Je ne pouvais toujours pas en croire mes yeux à l’instant où je mettais un pied dans la barque.

« J’ai ramé lentement le long de la rive. Un nuage noir planait au-dessus des îles du Salut. J’entendais des coups de feu, des cris. Une autre chasse avait commencé : la chasse aux détenus. Les avirons étaient trop longs pour ramer confortablement. Je les manœuvrais avec difficulté même si la barque elle-même était légère. Mais quand j’ai atteint l’autre côté de l’île, la bourrasque se transforma en tempête. J’étais incapable de faire front à cela. J’ai laissé la barque dériver jusqu’à la côte et je l’ai amarrée.

« Je connaissais l’endroit. Il y avait une vieille bicoque en ruine près de l’eau. Tapi à l’intérieur, j’ai entendu le bruit du vent au dehors ainsi que des trombes d’eau s’abattre sur des gens qui traversaient les buissons à toute vitesse. Ils ont débouché sur le rivage. Des soldats peut-être. Un éclair jeta sur toute chose près de moi un violent relief.

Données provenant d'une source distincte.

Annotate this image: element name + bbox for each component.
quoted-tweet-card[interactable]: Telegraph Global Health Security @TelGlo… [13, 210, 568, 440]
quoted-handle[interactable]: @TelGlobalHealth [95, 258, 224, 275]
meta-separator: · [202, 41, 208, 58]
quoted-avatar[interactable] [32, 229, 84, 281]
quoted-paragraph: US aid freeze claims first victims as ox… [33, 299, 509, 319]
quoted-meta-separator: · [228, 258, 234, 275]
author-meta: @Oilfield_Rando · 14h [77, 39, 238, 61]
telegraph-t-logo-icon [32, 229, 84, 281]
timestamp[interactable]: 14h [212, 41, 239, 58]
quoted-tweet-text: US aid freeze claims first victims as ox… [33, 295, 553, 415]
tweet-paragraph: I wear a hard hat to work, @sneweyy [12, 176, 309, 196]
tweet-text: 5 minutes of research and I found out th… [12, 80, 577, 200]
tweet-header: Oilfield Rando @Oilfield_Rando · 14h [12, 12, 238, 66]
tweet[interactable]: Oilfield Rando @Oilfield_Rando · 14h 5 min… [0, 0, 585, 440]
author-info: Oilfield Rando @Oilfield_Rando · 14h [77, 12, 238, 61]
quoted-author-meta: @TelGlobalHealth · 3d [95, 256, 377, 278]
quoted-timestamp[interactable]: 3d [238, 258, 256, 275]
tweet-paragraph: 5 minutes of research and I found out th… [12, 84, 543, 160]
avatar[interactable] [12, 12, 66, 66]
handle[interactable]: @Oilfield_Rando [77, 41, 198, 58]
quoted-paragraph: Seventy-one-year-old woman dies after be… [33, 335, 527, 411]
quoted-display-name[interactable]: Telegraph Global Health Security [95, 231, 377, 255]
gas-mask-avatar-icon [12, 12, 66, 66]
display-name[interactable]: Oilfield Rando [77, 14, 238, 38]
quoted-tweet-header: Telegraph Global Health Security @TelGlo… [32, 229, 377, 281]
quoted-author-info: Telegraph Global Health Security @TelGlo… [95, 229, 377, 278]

Deux détenus !

« Aussitôt une voix s’est exclamée avec stupeur : “C’est un miracle !” C’était la voix de Simon, autrement dit Biscuit.

« Et une autre voix de grogner : “Quel miracle ?”

– Eh bien, là, il y a une barque !

– Tu es fou, Simon ! Mais si, tu as raison, il y en a une… Une barque.

« Ils semblaient muets de peur. L’autre homme était Mafile. Il s’est remis à parler avec prudence.

« “Elle est attachée. Il doit y avoir quelqu’un ici.”

« Je leur ai parlé depuis l’intérieur de la bicoque : “Je suis ici.”

« Alors, ils sont entrés et m’ont vite fait comprendre que la barque était à eux, pas à moi. “Nous, nous sommes deux, m’a dit Mafile, contre toi qui es tout seul.”

« Je suis sorti à l’air libre pour me tenir à distance d’eux, de peur de recevoir un coup traître sur la tête. J’aurais pu les abattre tous les deux sur place. Mais je n’ai rien dit. J’ai retenu le rire qui montait dans ma gorge. Je me suis fait très humble et les ai suppliés de me laisser partir avec eux. Ils se sont consultés à voix basse sur mon sort sans savoir que, avec le doigt sur la gâchette à l’intérieur de ma blouse, j’avais leur vie en mon pouvoir. Je les ai laissés en vie. Je voulais les faire ramer. Je leur ai exposé avec une humilité abjecte que je m’y connaissais pour diriger une barque, et que, en étant trois à ramer, nous pourrions nous reposer à tour de rôle. C’est ce qui a fini par les décider. Il était temps. Un peu plus et j’aurais explosé de rire tellement c’était drôle. »

À ce point de son récit, son excitation éclata.